Dear Reader,
If you ask the right person the right question at the right time, you will get the right answer. The aim behind asking any question is also important. Most people ask questions out of curiosity, to know more, to get information or to impress others. Others ask questions to obtain knowledge and wisdom. Finally, the seekers ask questions to start on the spiritual path. In this case, their questions become their quest.
Quest is a search, a mental process by which knowledge, indeed wisdom, is acquired. Man is a quest, an eternal inquiry. His is all a quest for the truth. Science, philosophy, religion, all ask the questions that lead to the truth.

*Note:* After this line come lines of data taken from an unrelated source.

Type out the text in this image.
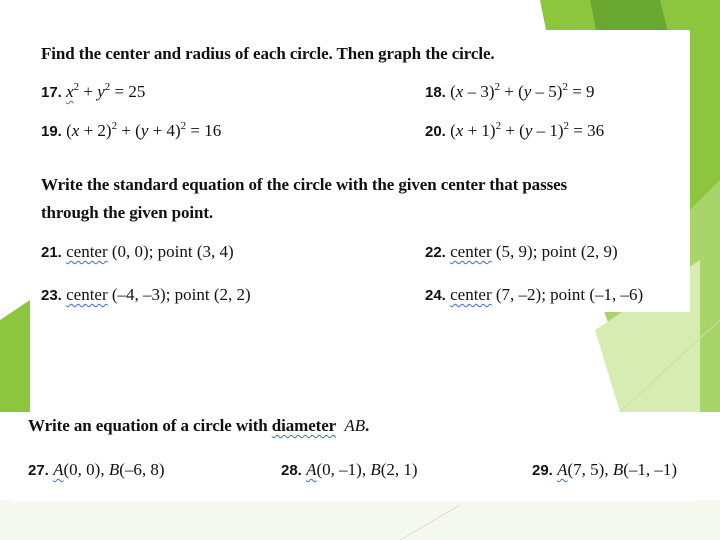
Find the center and radius of each circle. Then graph the circle.
17. $x^2 + y^2 = 25$	18. (x – 3)$^2$ + (y – 5)$^2$ = 9
19. $(x + 2)^2 + (y + 4)^2 = 16$	20. $(x + 1)^2 + (y - 1)^2 = 36$
Write the standard equation of the circle with the given center that passes
through the given point.
21. center (0, 0); point (3, 4)	22. center (5, 9); point (2, 9)
23. center (–4, –3); point (2, 2)	24. center (7, –2); point (–1, –6)
Write an equation of a circle with diameter AB.
27. A(0, 0), B(–6, 8)	28. A(0, –1), B(2, 1)	29. A(7, 5), B(–1, –1)
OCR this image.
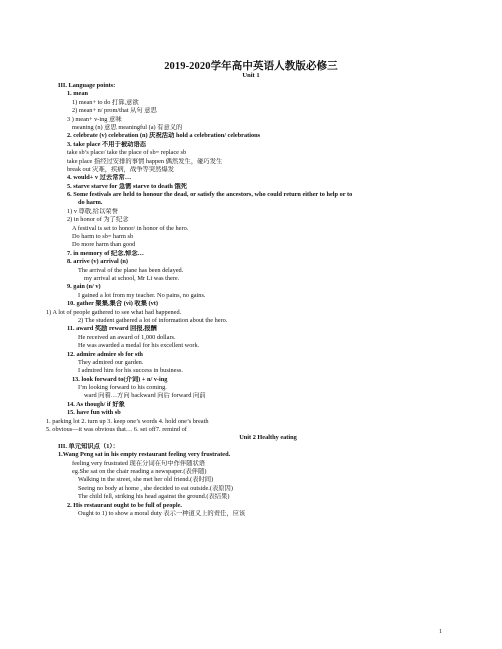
2019-2020学年高中英语人教版必修三
Unit 1
III. Language points:
1. mean
1) mean+ to do 打算,意欲
2) mean+ n/ prom/that 从句 意思
3 ) mean+ v-ing 意味
meaning (n) 意思 meaningful (a) 有意义的
2. celebrate (v) celebration (n) 庆祝活动 hold a celebration/ celebrations
3. take place 不用于被动语态
take sb’s place/ take the place of sb= replace sb
take place 指经过安排的事情 happen 偶然发生，碰巧发生
break out 灾难，疾病，战争等突然爆发
4. would+ v 过去常常…
5. starve starve for 急需 starve to death 饿死
6. Some festivals are held to honour the dead, or satisfy the ancestors, who could return either to help or to
do harm.
1) v 尊敬,给以荣誉
2) in honor of 为了纪念
A festival is set to honor/ in honor of the hero.
Do harm to sb= harm sb
Do more harm than good
7. in memory of 纪念,悼念…
8. arrive (v) arrival (n)
The arrival of the plane has been delayed.
my arrival at school, Mr Li was there.
9. gain (n/ v)
I gained a lot from my teacher. No pains, no gains.
10. gather 聚集,集合 (vi) 收集 (vt)
1) A lot of people gathered to see what had happened.
2) The student gathered a lot of information about the hero.
11. award 奖励 reward 回报,报酬
He received an award of 1,000 dollars.
He was awarded a medal for his excellent work.
12. admire admire sb for sth
They admired our garden.
I admired him for his success in business.
13. look forward to(介词) + n/ v-ing
I’m looking forward to his coming.
ward 向着…方向 backward 向后 forward 向前
14. As though/ if 好象
15. have fun with sb
1. parking lot 2. turn up 3. keep one’s words 4. hold one’s breath
5. obvious—it was obvious that… 6. set off7. remind of
Unit 2 Healthy eating
III. 单元知识点（1）：
1.Wang Peng sat in his empty restaurant feeling very frustrated.
feeling very frustrated 现在分词在句中作伴随状语
eg.She sat on the chair reading a newspaper.(表伴随)
Walking in the street, she met her old friend.(表时间)
Seeing no body at home , she decided to eat outside.(表原因)
The child fell, striking his head against the ground.(表结果)
2. His restaurant ought to be full of people.
Ought to 1) to show a moral duty 表示一种道义上的责任，应该
1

In the Mahabharata, before the greatest battle on this earth, Arjuna, the greatest warrior of the Pandavas, observes his gurus, relatives and friends lined up against him on the battlefield in Kuruskshetra, to kill or be killed. Overcome by grief and pity, he is in a dilemma. How can he fight and kill them? And what will be the value of his victory if none of them are alive to share his joy? Here is Arjuna asking the right person, the Supreme Lord Krishna, the right questions at the right time, and getting the right answers in the form of the Bhagavad Gita. Arjuna's questions become his quest to continue for 18 chapters till he is questionless. Now he has become a seeker. Arjuna then surrenders and says, "My dear Krishna, O infallible one, my illusion is now gone. I have regained my memory by your mercy. I am now firm and free from doubt and am prepared to act according to your instructions." (BG:18.73).